Dream a little Dream part II
ok so the other night it was Madonna telling me I'm fat, and last night it was this....
Last night I had a horrible dream, for lack of blogging material I might right about that.
I dreamed that my bubs and I were at the art museum (it was the Currier Museum of Art in Manchester NH) and there was a horrible storm and the lightning was so fast and so close that you could not even hear the thunder, everyone was clapping because it was like fireworks.
Then I said "everything is on fire" and it was....the entire city was looking red.
Now this was the city I lived in back home.
Then my bubs said we should get home and then all of a sudden we were there and it was my old house where I grew up and it was fine, not on fire...but when I opened the front door all these animals came out of the house and it was all my old pets that I had when I was little (they are obviously all dead now)...they were leaving the house and I was trying to grab them and bring them back in.
then I thought "this isn't right"
and I woke up.
I'm thinking this has something to do with marrying my bubs and finally moving onto a new stage in my life, and maybe finally realizing that "back home" is not home at all anymore...I'm not sure...well at least I was not being told I was fat in this one, but I will say it was so very sad to see all my old pets who have been gone for so long, I remember right now in the dream how real and solid they felt when I was trying to grab them.
:(
ok I have to get some work done, I am finishing up a wholesale order....more tomorrow.
Labels: bubs, currier museum of art, dreams, fire, lightning, new hampshire, pets
7 Comments:
I keep having odd dreams too that disturb me while I sleep but that I can't really remember when I wake up but am still disturbed by them, you know? Does that make any sense? Maybe I too am having these dreams because I'm heading into another phase of life. I don't know.
Hmmmmmmmmmm......
Wow...you know? I haven't had a restful relaxing sleep in quite a while now...I wake up more exhausted than before I went to sleep, and more afraid to go to sleep at night lately...I am having very vivid dreams as well...I wonder what's up in the universe?

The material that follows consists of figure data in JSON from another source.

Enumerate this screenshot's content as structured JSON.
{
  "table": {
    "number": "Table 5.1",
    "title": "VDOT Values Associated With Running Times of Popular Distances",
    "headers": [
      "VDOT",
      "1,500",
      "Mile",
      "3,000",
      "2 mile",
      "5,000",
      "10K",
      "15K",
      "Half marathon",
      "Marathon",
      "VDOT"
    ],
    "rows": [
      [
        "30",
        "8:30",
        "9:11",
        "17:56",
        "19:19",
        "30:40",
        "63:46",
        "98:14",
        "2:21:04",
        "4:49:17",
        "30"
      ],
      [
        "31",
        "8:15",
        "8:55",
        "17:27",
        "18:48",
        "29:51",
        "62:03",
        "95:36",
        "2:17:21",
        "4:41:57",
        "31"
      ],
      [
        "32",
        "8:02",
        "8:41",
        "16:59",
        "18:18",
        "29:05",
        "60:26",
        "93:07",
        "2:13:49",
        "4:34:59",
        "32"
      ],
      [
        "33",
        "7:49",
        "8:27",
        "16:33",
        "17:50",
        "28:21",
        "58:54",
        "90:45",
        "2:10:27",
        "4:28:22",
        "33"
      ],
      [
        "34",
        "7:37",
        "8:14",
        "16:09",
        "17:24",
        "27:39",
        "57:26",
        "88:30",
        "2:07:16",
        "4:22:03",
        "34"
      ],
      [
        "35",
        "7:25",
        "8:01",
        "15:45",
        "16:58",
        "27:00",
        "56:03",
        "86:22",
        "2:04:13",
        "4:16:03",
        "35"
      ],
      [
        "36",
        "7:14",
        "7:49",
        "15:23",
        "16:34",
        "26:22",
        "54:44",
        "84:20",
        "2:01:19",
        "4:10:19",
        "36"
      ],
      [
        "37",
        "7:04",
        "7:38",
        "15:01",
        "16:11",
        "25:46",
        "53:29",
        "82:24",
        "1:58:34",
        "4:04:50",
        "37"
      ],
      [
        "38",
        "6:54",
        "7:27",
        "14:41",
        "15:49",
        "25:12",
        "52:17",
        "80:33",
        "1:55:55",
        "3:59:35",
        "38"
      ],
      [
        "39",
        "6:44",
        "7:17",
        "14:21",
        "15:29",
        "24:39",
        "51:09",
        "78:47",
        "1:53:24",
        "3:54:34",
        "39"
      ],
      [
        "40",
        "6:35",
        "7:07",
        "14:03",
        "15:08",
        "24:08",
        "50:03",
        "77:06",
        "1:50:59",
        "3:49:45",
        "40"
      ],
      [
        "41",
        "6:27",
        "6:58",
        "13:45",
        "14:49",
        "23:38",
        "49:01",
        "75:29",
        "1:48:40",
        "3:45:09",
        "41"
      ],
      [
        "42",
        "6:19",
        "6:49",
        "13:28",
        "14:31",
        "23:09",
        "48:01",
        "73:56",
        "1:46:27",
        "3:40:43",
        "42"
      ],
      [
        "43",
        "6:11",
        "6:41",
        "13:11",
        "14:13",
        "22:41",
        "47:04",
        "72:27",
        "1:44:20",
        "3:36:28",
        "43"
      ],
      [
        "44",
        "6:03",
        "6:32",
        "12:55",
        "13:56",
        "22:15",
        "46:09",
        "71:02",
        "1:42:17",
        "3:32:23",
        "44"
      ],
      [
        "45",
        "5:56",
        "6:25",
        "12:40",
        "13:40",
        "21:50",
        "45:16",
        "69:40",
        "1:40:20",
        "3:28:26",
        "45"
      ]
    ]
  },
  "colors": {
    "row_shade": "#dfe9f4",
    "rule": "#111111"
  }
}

Oh, so sad! I miss my old Smokey right now, even though she was a mean ol' girl. But I think you 100% spot on with your interpretation of that dream.
Jenn -
Your Pasticcio is in the mail, finally.
xxo
me
Oh yes!! Youa re so right on! I think that is certainly what your dream has to do with!!! Oh, this is gettin very deep... let's see what tomorrow's brings.. xoxoxo
Oh, see, I was going to say maybe you've just seen too many Cloverfield commercials.* But your interpretation works, too.
* - Perhaps I'm confusing you with me.
I agree with Tara, your analysis seems spot on. The most beautiful part about new chapters in our lives is that the old chapters are forever in our hearts - unless they are ugly and painful in which case we can write them on a rock (a name or place or what have you) and hurl it off a cliff.*
*I got that idea from Men In Trees btw.